As with all surgery, neutering carries a risk. Although complications are rare, the risk depends on factors including health of the dog, age, and breed.

For dog-kind:

  • Thousands of unwanted dogs are put to sleep every year because there aren’t enough homes for them. You can help by neutering your dog.
  • Dogs with inherited health conditions will pass these on to their litter, causing suffering for another generation of dogs. If your dog has genetic health problems, getting them neutered will ensure they cannot be passed on to their puppies, and potentially subsequent puppies too.

What happens to my dog after neutering surgery?

Some people worry that their dog’s personality will change. This isn’t true but you might see a fall in certain behaviour – roaming, mounting, fighting or spraying urine.

People also worry that their pet will get fat. Neutered animals might have slightly lower food requirements so you just need to feed them a little less.

Neutered pedigree dogs can be shown according to Kennel Club rules.

What is a dog season?

When bitches reach puberty, their reproductive cycle starts – this is similar to humans starting with having a period. In dogs, the official term is ‘estrus’, but you will most often hear people referring to the dog being in season or in heat. During this period, dogs can become pregnant.

Seasons last around 10 days to two weeks. When dogs have their first season varies by breed, but the average is around six months of age. Most dogs come into heat twice a year, but this varies by breed too. Your pet can get pregnant any time during a season or for a few days afterwards.

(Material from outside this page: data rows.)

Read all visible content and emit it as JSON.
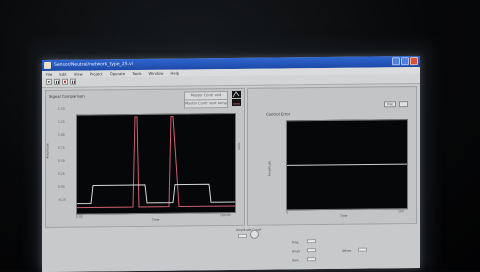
{
  "window": {
    "title": "Sensor/Neutral/network_type_25.vi"
  },
  "menu": [
    {
      "label": "File"
    },
    {
      "label": "Edit"
    },
    {
      "label": "View"
    },
    {
      "label": "Project"
    },
    {
      "label": "Operate"
    },
    {
      "label": "Tools"
    },
    {
      "label": "Window"
    },
    {
      "label": "Help"
    }
  ],
  "left_panel": {
    "title": "Signal Comparison",
    "legend": [
      {
        "label": "Master Contr and Samples",
        "color": "#d7d7d7"
      },
      {
        "label": "Master Contr next temp",
        "color": "#cf5f73"
      }
    ],
    "y_title": "Amplitude",
    "x_title": "Time",
    "x_start": "0.00",
    "x_end": "100.00",
    "y_ticks": [
      "1.50",
      "1.25",
      "1.00",
      "0.75",
      "0.50",
      "0.25",
      "0.00",
      "-0.25"
    ]
  },
  "right_panel": {
    "title": "Control Error",
    "button_label": "Plot",
    "y_title": "Amplitude",
    "x_title": "Time",
    "x_start": "0",
    "x_end": "100"
  },
  "bottom": {
    "labels": [
      "Amplitude Cutoff",
      "Freq",
      "Ampl",
      "Gain",
      "Offset"
    ]
  },
  "colors": {
    "trace_white": "#d7d7d7",
    "trace_red": "#cf5f73",
    "trace_right": "#cfcfcf",
    "plot_bg": "#060708",
    "titlebar": "#2458c2"
  }
}
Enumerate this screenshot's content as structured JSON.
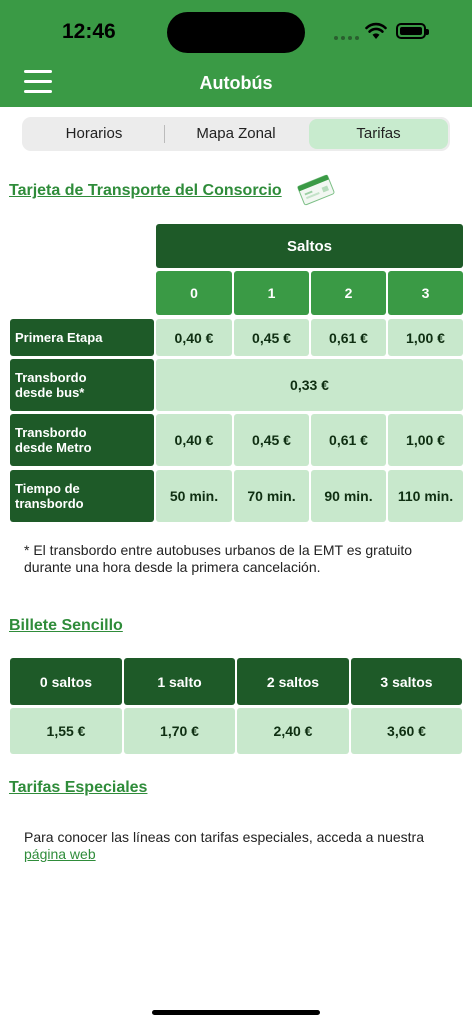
{
  "status": {
    "time": "12:46"
  },
  "header": {
    "title": "Autobús"
  },
  "tabs": [
    {
      "label": "Horarios",
      "active": false
    },
    {
      "label": "Mapa Zonal",
      "active": false
    },
    {
      "label": "Tarifas",
      "active": true
    }
  ],
  "consorcio": {
    "heading": "Tarjeta de Transporte del Consorcio",
    "saltos_label": "Saltos",
    "columns": [
      "0",
      "1",
      "2",
      "3"
    ],
    "rows": [
      {
        "label": "Primera Etapa",
        "values": [
          "0,40 €",
          "0,45 €",
          "0,61 €",
          "1,00 €"
        ]
      },
      {
        "label": "Transbordo\ndesde bus*",
        "merged": "0,33 €"
      },
      {
        "label": "Transbordo\ndesde Metro",
        "values": [
          "0,40 €",
          "0,45 €",
          "0,61 €",
          "1,00 €"
        ]
      },
      {
        "label": "Tiempo de\ntransbordo",
        "values": [
          "50 min.",
          "70 min.",
          "90 min.",
          "110 min."
        ]
      }
    ],
    "note": "* El transbordo entre autobuses urbanos de la EMT es gratuito durante una hora desde la primera cancelación."
  },
  "billete": {
    "heading": "Billete Sencillo",
    "headers": [
      "0 saltos",
      "1 salto",
      "2 saltos",
      "3 saltos"
    ],
    "prices": [
      "1,55 €",
      "1,70 €",
      "2,40 €",
      "3,60 €"
    ]
  },
  "especiales": {
    "heading": "Tarifas Especiales",
    "text": "Para conocer las líneas con tarifas especiales, acceda a nuestra",
    "link": "página web"
  }
}
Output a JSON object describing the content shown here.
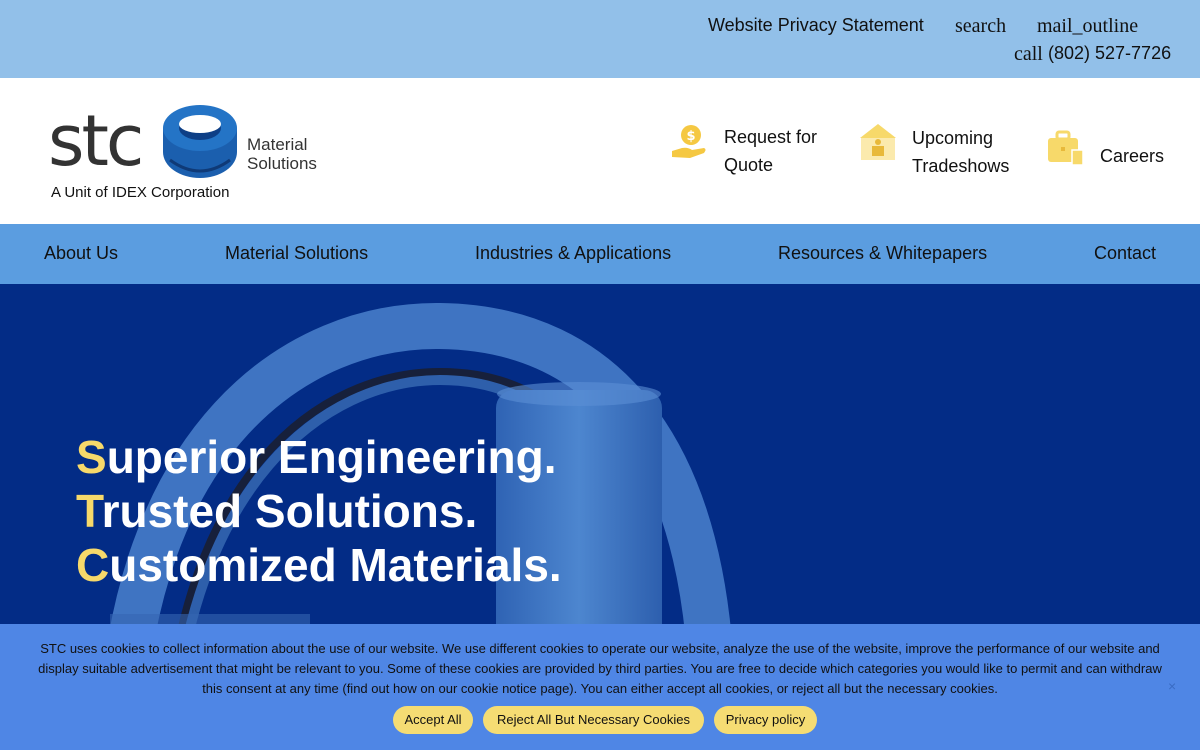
{
  "utility": {
    "privacy_label": "Website Privacy Statement",
    "search_icon": "search",
    "mail_icon": "mail_outline",
    "call_icon": "call",
    "phone": "(802) 527-7726"
  },
  "logo": {
    "brand": "stc",
    "tagline_line1": "Material",
    "tagline_line2": "Solutions",
    "unit": "A Unit of IDEX Corporation"
  },
  "quick_links": {
    "quote": {
      "label": "Request for Quote",
      "icon": "money-hand-icon"
    },
    "tradeshows": {
      "label": "Upcoming Tradeshows",
      "icon": "booth-icon"
    },
    "careers": {
      "label": "Careers",
      "icon": "briefcase-icon"
    }
  },
  "nav": {
    "about": "About Us",
    "material": "Material Solutions",
    "industries": "Industries & Applications",
    "resources": "Resources & Whitepapers",
    "contact": "Contact"
  },
  "hero": {
    "line1_initial": "S",
    "line1_rest": "uperior Engineering.",
    "line2_initial": "T",
    "line2_rest": "rusted Solutions.",
    "line3_initial": "C",
    "line3_rest": "ustomized Materials."
  },
  "cookie": {
    "text": "STC uses cookies to collect information about the use of our website. We use different cookies to operate our website, analyze the use of the website, improve the performance of our website and display suitable advertisement that might be relevant to you. Some of these cookies are provided by third parties. You are free to decide which categories you would like to permit and can withdraw this consent at any time (find out how on our cookie notice page). You can either accept all cookies, or reject all but the necessary cookies.",
    "close": "×",
    "accept": "Accept All",
    "reject": "Reject All But Necessary Cookies",
    "privacy": "Privacy policy"
  },
  "colors": {
    "utility_bar": "#92c0e9",
    "nav_bar": "#5b9de0",
    "hero_bg": "#032c86",
    "accent_yellow": "#f7d96a",
    "cookie_bg": "#4f86e5",
    "button_bg": "#f5dc73"
  }
}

Be careful as male dogs will be very persistent! Speak to your vet if your pet is accidentally mated as there are injections that can prevent pregnancy. 

You will know your bitch is in heat when you spot a bloody vaginal discharge. You may also notice your dog urinating more frequently than usual. Male dogs in the home and out and about on walks will become very interested in your bitch during this time as her urine contains pheromones and hormones that let dogs know she is in heat. It may be a good idea to take her for walks at less busy times of day to avoid unwanted attention whilst she is in heat.